7. JPMorgan’s CEO, Jamie Dimon, thinks conditions today are the same compared to a few months ago, when he commented that a “hurricane” was coming 

[Question] Let’s just cut to the chase. So where are you versus 3 months ago? I mean, is it — you certainly got headlines with the hurricane comment and all that. And it’s — look, like as you said, you have Fed tightening, QT, tighter capital rules for banks. You have like the trifecta of tightening by the Fed and then you have wars and everything else. So I don’t think that even stock market supports your view and about all the risks out there, but are things better or worse or the same as they were 3 months ago?

[Answer] They’re roughly the same. We’re just getting closer to what you and I might consider bad events. So — in my hurricane, I’ve been very consistent, but looking at probabilities and possibilities. There is still, for example, a possibility of a soft wind. We can debate. We think that percentage of yours might be different than mine, but there’s a possibility of a mild recession. Consumers are in very good shape, companies are in a very good shape. And there’s possibility of something worse, mostly because of the war in Ukraine and oil price and all things like that. Those — I would not change my possibilities and probabilities this quarter versus last quarter for me…
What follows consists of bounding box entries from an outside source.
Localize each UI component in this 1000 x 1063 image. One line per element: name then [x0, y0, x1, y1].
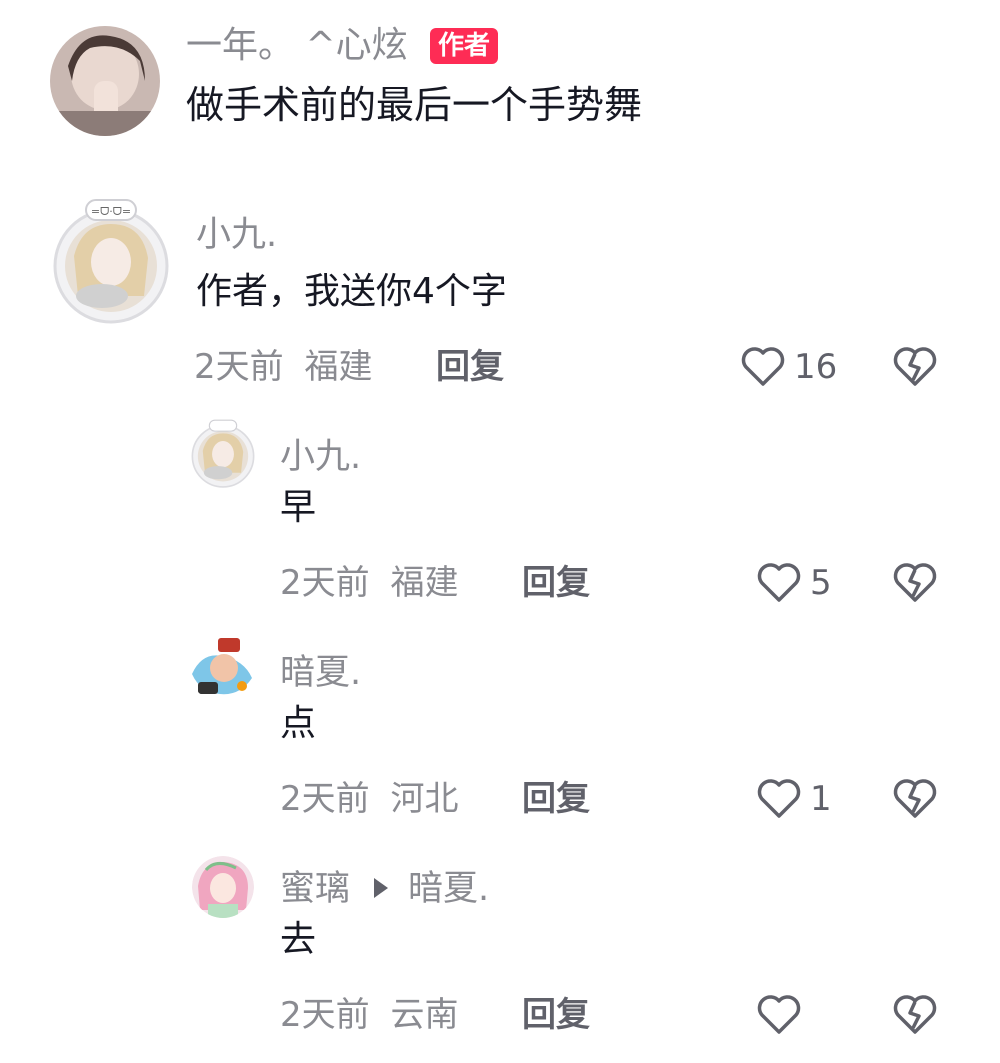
like-button[interactable]: [756, 994, 810, 1036]
like-count: 5: [810, 563, 832, 603]
reply-location: 福建: [390, 563, 459, 603]
reply-text: 去: [280, 919, 317, 960]
reply-location: 云南: [390, 995, 459, 1035]
broken-heart-icon: [893, 563, 937, 602]
author-comment-text: 做手术前的最后一个手势舞: [186, 83, 643, 127]
dislike-button[interactable]: [892, 562, 938, 604]
broken-heart-icon: [893, 995, 937, 1034]
avatar-author[interactable]: [50, 26, 160, 136]
comment-username[interactable]: 小九.: [196, 214, 277, 256]
reply-text: 点: [280, 703, 317, 744]
reply-username[interactable]: 蜜璃: [280, 869, 350, 909]
comment-time: 2天前: [194, 347, 284, 387]
avatar-reply-1[interactable]: [190, 418, 256, 488]
reply-username[interactable]: 暗夏.: [280, 652, 361, 694]
like-button[interactable]: 5: [756, 562, 832, 604]
reply-time: 2天前: [280, 779, 370, 819]
author-badge: 作者: [430, 28, 499, 64]
reply-time-location: 2天前 云南: [280, 994, 458, 1036]
author-name[interactable]: 一年。 ^心炫: [186, 24, 408, 68]
dislike-button[interactable]: [892, 778, 938, 820]
heart-outline-icon: [757, 563, 801, 602]
reply-time: 2天前: [280, 995, 370, 1035]
avatar-author-image: [50, 26, 160, 136]
comment-time-location: 2天前 福建: [194, 346, 372, 388]
svg-text:=ᗜ·ᗜ=: =ᗜ·ᗜ=: [91, 205, 131, 218]
broken-heart-icon: [893, 347, 937, 386]
dislike-button[interactable]: [892, 346, 938, 388]
avatar-comment-1-image: =ᗜ·ᗜ=: [53, 199, 169, 324]
avatar-reply-2[interactable]: [188, 634, 256, 702]
avatar-reply-1-image: [191, 419, 255, 488]
avatar-reply-2-image: [188, 634, 256, 702]
reply-time: 2天前: [280, 563, 370, 603]
like-button[interactable]: 16: [740, 346, 837, 388]
like-count: 1: [810, 779, 832, 819]
like-button[interactable]: 1: [756, 778, 832, 820]
reply-to-username[interactable]: 暗夏.: [408, 869, 489, 909]
comment-text: 作者，我送你4个字: [196, 271, 507, 312]
reply-time-location: 2天前 河北: [280, 778, 458, 820]
reply-text: 早: [280, 487, 317, 528]
reply-time-location: 2天前 福建: [280, 562, 458, 604]
heart-outline-icon: [741, 347, 785, 386]
comment-location: 福建: [304, 347, 373, 387]
heart-outline-icon: [757, 779, 801, 818]
reply-location: 河北: [390, 779, 459, 819]
reply-button[interactable]: 回复: [522, 778, 590, 820]
dislike-button[interactable]: [892, 994, 938, 1036]
avatar-comment-1[interactable]: =ᗜ·ᗜ=: [52, 196, 170, 324]
avatar-reply-3-image: [192, 856, 254, 918]
heart-outline-icon: [757, 995, 801, 1034]
reply-button[interactable]: 回复: [436, 346, 504, 388]
avatar-reply-3[interactable]: [192, 856, 254, 918]
reply-button[interactable]: 回复: [522, 562, 590, 604]
reply-button[interactable]: 回复: [522, 994, 590, 1036]
reply-username-line: 蜜璃 暗夏.: [280, 868, 489, 910]
reply-arrow-icon: [374, 878, 389, 898]
broken-heart-icon: [893, 779, 937, 818]
like-count: 16: [794, 347, 838, 387]
reply-username[interactable]: 小九.: [280, 436, 361, 478]
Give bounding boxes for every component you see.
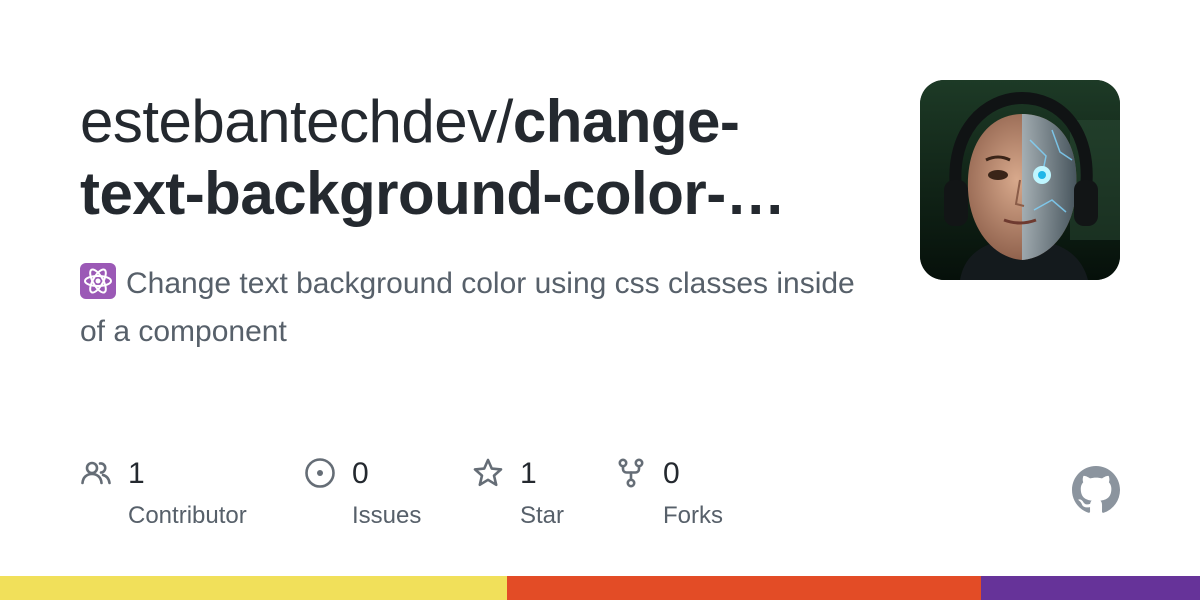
- repo-owner: estebantechdev/: [80, 88, 513, 155]
- people-icon: [81, 461, 111, 485]
- repo-title[interactable]: estebantechdev/change-text-background-co…: [80, 86, 860, 230]
- issues-count: 0: [352, 457, 369, 490]
- contributors-label: Contributor: [128, 502, 247, 529]
- repo-description-text: Change text background color using css c…: [80, 267, 855, 348]
- language-bar: [0, 576, 1200, 600]
- forks-count: 0: [663, 457, 680, 490]
- language-segment-1: [0, 576, 507, 600]
- fork-icon: [618, 458, 644, 488]
- issue-icon: [305, 458, 335, 488]
- language-segment-2: [507, 576, 981, 600]
- stars-label: Star: [520, 502, 565, 529]
- contributors-count: 1: [128, 457, 145, 490]
- atom-icon: [80, 263, 116, 299]
- owner-avatar: [920, 80, 1120, 280]
- language-segment-3: [981, 576, 1200, 600]
- forks-label: Forks: [663, 502, 723, 529]
- repo-description: Change text background color using css c…: [80, 260, 880, 356]
- github-logo-icon[interactable]: [1072, 466, 1120, 514]
- repo-social-card: estebantechdev/change-text-background-co…: [0, 0, 1200, 600]
- star-icon: [473, 458, 503, 487]
- stars-count: 1: [520, 457, 537, 490]
- issues-label: Issues: [352, 502, 422, 529]
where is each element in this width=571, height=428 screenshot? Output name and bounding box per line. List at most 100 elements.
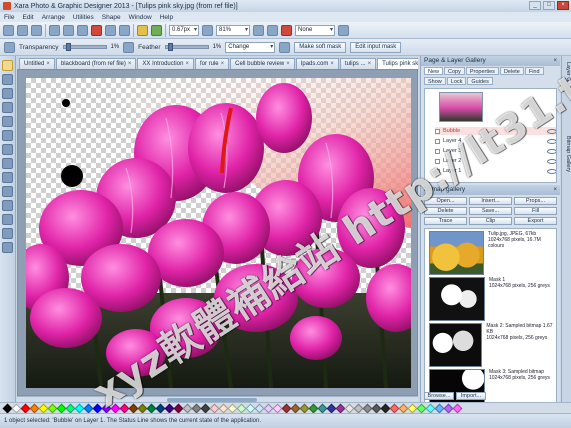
bitmap-trace-button[interactable]: Trace [424, 217, 467, 225]
close-tab-icon[interactable]: × [46, 59, 50, 69]
menu-edit[interactable]: Edit [22, 14, 33, 21]
open-folder-icon[interactable] [17, 24, 28, 36]
doc-tab-active[interactable]: Tulips pink sky.jpg× [377, 58, 418, 69]
doc-tab[interactable]: Untitled × [19, 58, 55, 69]
layers-new-button[interactable]: New [424, 67, 444, 75]
transparency-slider[interactable] [62, 43, 107, 51]
doc-tab[interactable]: Ipads.com × [295, 58, 339, 69]
transparency-tool-icon[interactable] [2, 158, 13, 169]
close-tab-icon[interactable]: × [286, 59, 290, 69]
bitmap-item[interactable]: Tulip.jpg, JPEG, 67kb 1024x768 pixels, 1… [429, 231, 556, 277]
doc-tab[interactable]: Cell bubble review × [230, 58, 295, 69]
help-icon[interactable] [338, 24, 349, 36]
minimize-button[interactable]: _ [529, 1, 541, 10]
bitmap-fill-button[interactable]: Fill [514, 207, 557, 215]
zoom-icon[interactable] [202, 24, 213, 36]
import-button[interactable]: Import... [456, 392, 486, 400]
slider-thumb[interactable] [167, 43, 173, 51]
close-icon[interactable]: × [553, 185, 557, 195]
bitmap-clip-button[interactable]: Clip [469, 217, 512, 225]
eye-icon[interactable] [547, 138, 556, 144]
push-tool-icon[interactable] [2, 242, 13, 253]
menu-arrange[interactable]: Arrange [42, 14, 65, 21]
layer-row[interactable]: Layer 1 [435, 167, 556, 175]
feather-icon[interactable] [123, 41, 135, 53]
layer-checkbox[interactable] [435, 138, 440, 144]
close-tab-icon[interactable]: × [330, 59, 334, 69]
eye-icon[interactable] [547, 128, 556, 134]
layer-row[interactable]: Layer 2 [435, 157, 556, 165]
layers-delete-button[interactable]: Delete [499, 67, 524, 75]
cut-icon[interactable] [49, 24, 60, 36]
layers-find-button[interactable]: Find [524, 67, 544, 75]
layer-checkbox[interactable] [435, 168, 440, 174]
new-document-icon[interactable] [3, 24, 14, 36]
save-icon[interactable] [31, 24, 42, 36]
side-tab-layers[interactable]: Layer Gallery [563, 62, 571, 95]
doc-tab[interactable]: tulips ... × [339, 58, 377, 69]
layers-show-button[interactable]: Show [424, 77, 446, 85]
layer-row[interactable]: Layer 3 [435, 147, 556, 155]
menu-utilities[interactable]: Utilities [73, 14, 94, 21]
copy-icon[interactable] [63, 24, 74, 36]
ellipse-tool-icon[interactable] [2, 214, 13, 225]
layer-row[interactable]: Layer 4 [435, 137, 556, 145]
bitmap-open-button[interactable]: Open... [424, 197, 467, 205]
zoom-percent-combo[interactable]: 81% [216, 24, 250, 36]
close-tab-icon[interactable]: × [368, 59, 372, 69]
close-tab-icon[interactable]: × [185, 59, 189, 69]
magnet-icon[interactable] [281, 24, 292, 36]
bitmap-insert-button[interactable]: Insert... [469, 197, 512, 205]
menu-shape[interactable]: Shape [102, 14, 121, 21]
doc-tab[interactable]: XX Introduction × [137, 58, 194, 69]
eye-icon[interactable] [547, 168, 556, 174]
text-tool-icon[interactable] [2, 130, 13, 141]
fill-tool-icon[interactable] [2, 144, 13, 155]
mode-select[interactable]: Change [225, 41, 276, 53]
doc-tab[interactable]: for rule × [194, 58, 230, 69]
side-tab-bitmaps[interactable]: Bitmap Gallery [563, 136, 571, 172]
bitmap-save-button[interactable]: Save... [469, 207, 512, 215]
edit-input-mask-button[interactable]: Edit input mask [350, 41, 402, 53]
layers-guides-button[interactable]: Guides [467, 77, 493, 85]
export-icon[interactable] [151, 24, 162, 36]
eye-icon[interactable] [547, 158, 556, 164]
color-swatch[interactable] [452, 403, 463, 413]
close-tab-icon[interactable]: × [221, 59, 225, 69]
make-soft-mask-button[interactable]: Make soft mask [294, 41, 347, 53]
bevel-tool-icon[interactable] [2, 186, 13, 197]
tulip-photo[interactable] [26, 78, 411, 388]
redo-icon[interactable] [119, 24, 130, 36]
rectangle-tool-icon[interactable] [2, 200, 13, 211]
close-icon[interactable]: × [553, 56, 557, 66]
browse-button[interactable]: Browse... [424, 392, 454, 400]
zoom-tool-icon[interactable] [2, 228, 13, 239]
bitmap-item[interactable]: Mask 2: Sampled bitmap 1.67 KB 1024x768 … [429, 323, 556, 369]
menu-help[interactable]: Help [160, 14, 173, 21]
maximize-button[interactable]: □ [543, 1, 555, 10]
eye-icon[interactable] [547, 148, 556, 154]
pen-tool-icon[interactable] [2, 116, 13, 127]
layer-checkbox[interactable] [435, 128, 440, 134]
canvas[interactable] [26, 78, 411, 388]
layers-lock-button[interactable]: Lock [446, 77, 467, 85]
bitmap-delete-button[interactable]: Delete [424, 207, 467, 215]
feather-slider[interactable] [164, 43, 209, 51]
menu-window[interactable]: Window [129, 14, 152, 21]
shape-editor-icon[interactable] [2, 88, 13, 99]
menu-file[interactable]: File [4, 14, 14, 21]
zoom-out-icon[interactable] [267, 24, 278, 36]
bitmap-item[interactable]: Mask 1 1024x768 pixels, 256 greys [429, 277, 556, 323]
paste-icon[interactable] [77, 24, 88, 36]
close-tab-icon[interactable]: × [128, 59, 132, 69]
layers-properties-button[interactable]: Properties [465, 67, 499, 75]
delete-icon[interactable] [91, 24, 102, 36]
zoom-size-combo[interactable]: 0.67px [169, 24, 199, 36]
slider-thumb[interactable] [65, 43, 71, 51]
bitmap-props-button[interactable]: Props... [514, 197, 557, 205]
doc-tab[interactable]: blackboard (from ref file) × [55, 58, 137, 69]
options-icon[interactable] [279, 41, 291, 53]
layers-copy-button[interactable]: Copy [444, 67, 465, 75]
page-thumbnail[interactable] [439, 92, 483, 122]
close-button[interactable]: × [557, 1, 569, 10]
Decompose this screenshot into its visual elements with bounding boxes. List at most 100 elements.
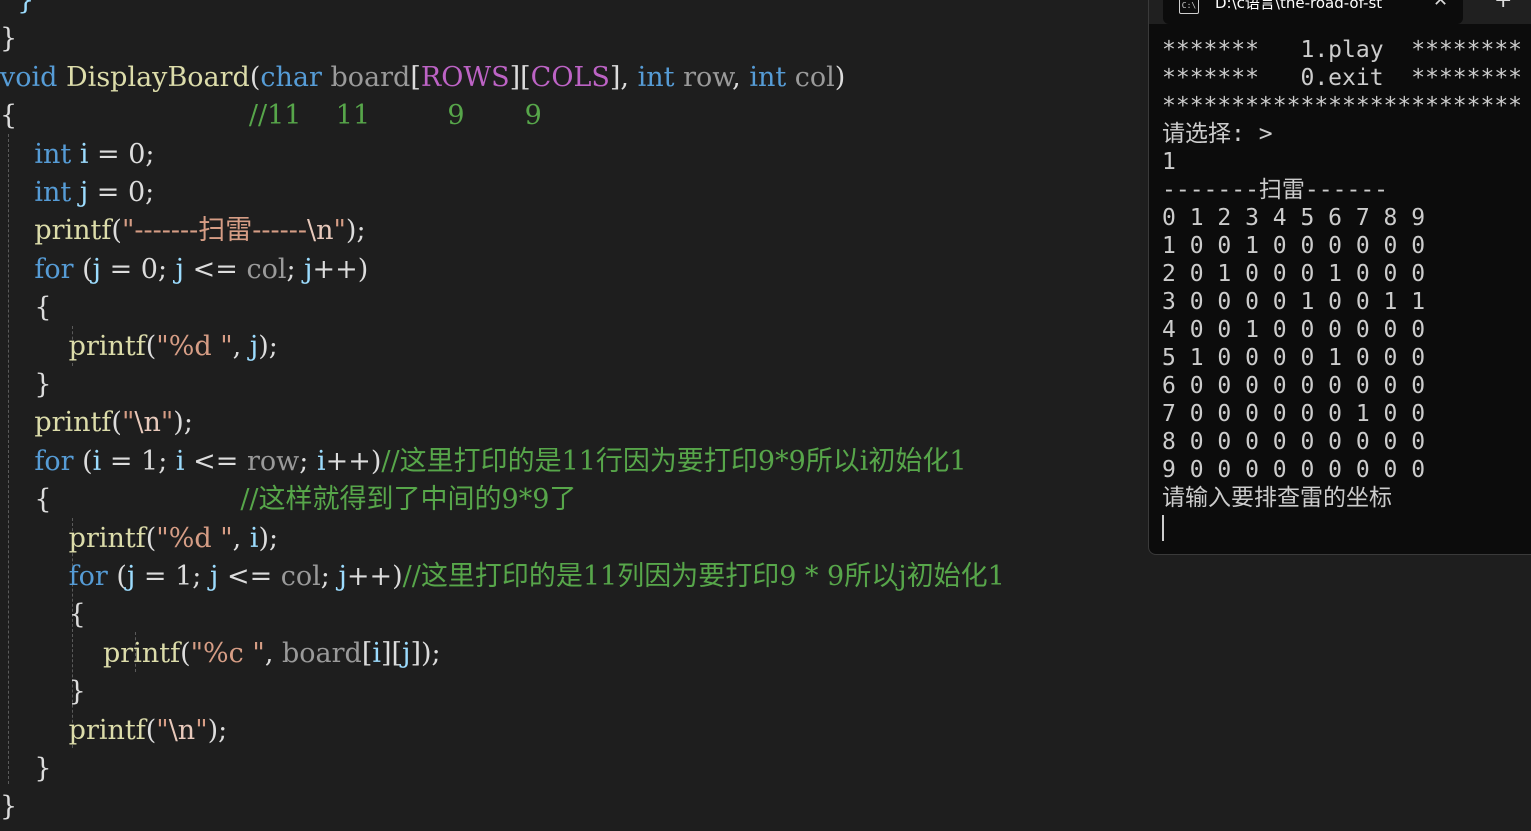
close-icon[interactable]: ✕ [1433,0,1448,11]
code-token: , [732,61,750,93]
code-token: int [749,61,787,93]
terminal-line: 9 0 0 0 0 0 0 0 0 0 [1162,457,1426,483]
code-line: { [0,289,52,327]
code-token: ( [111,215,122,247]
code-line: int i = 0; [0,136,155,174]
code-line: { //这样就得到了中间的9*9了 [0,481,576,519]
terminal-line: 0 1 2 3 4 5 6 7 8 9 [1162,205,1426,231]
terminal-line: 2 0 1 0 0 0 1 0 0 0 [1162,261,1426,287]
code-line: int j = 0; [0,174,154,212]
terminal-line: 7 0 0 0 0 0 0 1 0 0 [1162,401,1426,427]
new-tab-button[interactable]: + [1494,0,1512,13]
code-token: j [338,561,347,592]
code-token: = 0; [88,177,155,208]
terminal-tab-bar: C:\ D:\c语言\the-road-of-st ✕ + [1149,0,1531,24]
code-token: for [34,253,74,285]
code-line: printf("%d ", j); [0,328,278,366]
terminal-tab[interactable]: C:\ D:\c语言\the-road-of-st ✕ [1163,0,1463,24]
code-token: printf [103,637,181,669]
code-line: for (j = 1; j <= col; j++)//这里打印的是11列因为要… [0,558,1005,596]
code-token: { [0,100,18,132]
code-token: ( [180,637,191,669]
code-token: ( [107,561,127,592]
code-token: ( [145,522,157,554]
code-token: [ [410,61,421,93]
code-line: } [0,0,34,20]
code-token: printf [34,215,112,247]
code-token: board [281,637,362,669]
code-token: ); [207,714,228,746]
code-token: ); [173,407,193,439]
terminal-line: ******* 1.play ******** [1162,37,1523,63]
code-token: ROWS [420,61,510,93]
terminal-window[interactable]: C:\ D:\c语言\the-road-of-st ✕ + ******* 1.… [1148,0,1531,555]
terminal-line: ******* 0.exit ******** [1162,65,1523,91]
code-token: ) [834,61,846,93]
code-token: ( [73,253,93,285]
code-token: COLS [530,61,610,93]
code-line: for (j = 0; j <= col; j++) [0,251,368,289]
code-token: i [175,445,185,477]
terminal-line: 请输入要排查雷的坐标 [1162,485,1392,511]
code-token: board [330,61,411,93]
code-token: } [0,676,86,708]
terminal-line: -------扫雷------ [1162,177,1389,203]
code-line: } [0,750,52,788]
code-token: } [0,791,18,823]
terminal-line: 8 0 0 0 0 0 0 0 0 0 [1162,429,1426,455]
terminal-cursor [1162,515,1164,541]
code-token: i [316,445,326,477]
code-token: row [683,61,733,93]
code-token: } [0,753,52,784]
code-line: printf("%c ", board[i][j]); [0,635,441,673]
terminal-line: 请选择: > [1162,121,1273,147]
code-token: = 1; [135,561,210,592]
code-token: { [0,292,52,324]
code-token: for [34,445,74,477]
code-token: char [260,61,322,93]
code-token: ); [345,215,366,247]
code-token: ( [111,407,122,439]
code-token: ][ [509,61,531,93]
terminal-line: 6 0 0 0 0 0 0 0 0 0 [1162,373,1426,399]
terminal-line: 1 0 0 1 0 0 0 0 0 0 [1162,233,1426,259]
code-token: j [249,330,259,362]
code-token: col [794,61,835,93]
code-token: DisplayBoard [66,61,250,93]
code-token: "%d " [156,330,233,362]
code-token: , [232,330,250,362]
code-token: ++) [346,561,403,592]
code-token: ++) [325,445,382,477]
code-token: int [34,177,72,208]
code-token: "%c " [190,637,265,669]
code-token: ++) [312,253,369,285]
terminal-output: ******* 1.play ******** ******* 0.exit **… [1162,36,1531,512]
code-token: " [160,407,174,439]
code-token: "-------扫雷------ [121,215,307,247]
code-token: ( [249,61,261,93]
code-line: printf("\n"); [0,712,228,750]
code-token: } [0,369,52,400]
code-line: } [0,20,17,58]
code-token: = 0; [88,138,155,170]
terminal-line: 5 1 0 0 0 0 1 0 0 0 [1162,345,1426,371]
code-token: "%d " [156,522,233,554]
code-token: , [264,637,282,669]
code-token: col [246,253,287,285]
code-token: for [68,561,108,592]
code-line: void DisplayBoard(char board[ROWS][COLS]… [0,59,845,97]
code-token: int [637,61,675,93]
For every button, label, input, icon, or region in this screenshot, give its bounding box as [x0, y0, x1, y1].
8. Mortgages and auto loans expected to decline further

I mean look at the volumes and mortgage have dropped and cars quota have dropped and stuff like that. And that’s already in our numbers, and we would expect that to continue that way.

9. Jamie Dimon summarising the state of things: The overall picture looks good, but dark clouds are gathering on the horizon

In the U.S., consumers continue to spend with solid balance sheets, job openings are plentiful and businesses remain healthy. However, there are significant headwinds immediately in front of us – stubbornly high inflation leading to higher global interest rates, the uncertain impacts of quantitative tightening, the war in Ukraine, which is increasing all geopolitical risks, and the fragile state of oil supply and prices. While we are hoping for the best, we always remain vigilant and are prepared for bad outcomes so we can continue to serve customers even in the most challenging of times.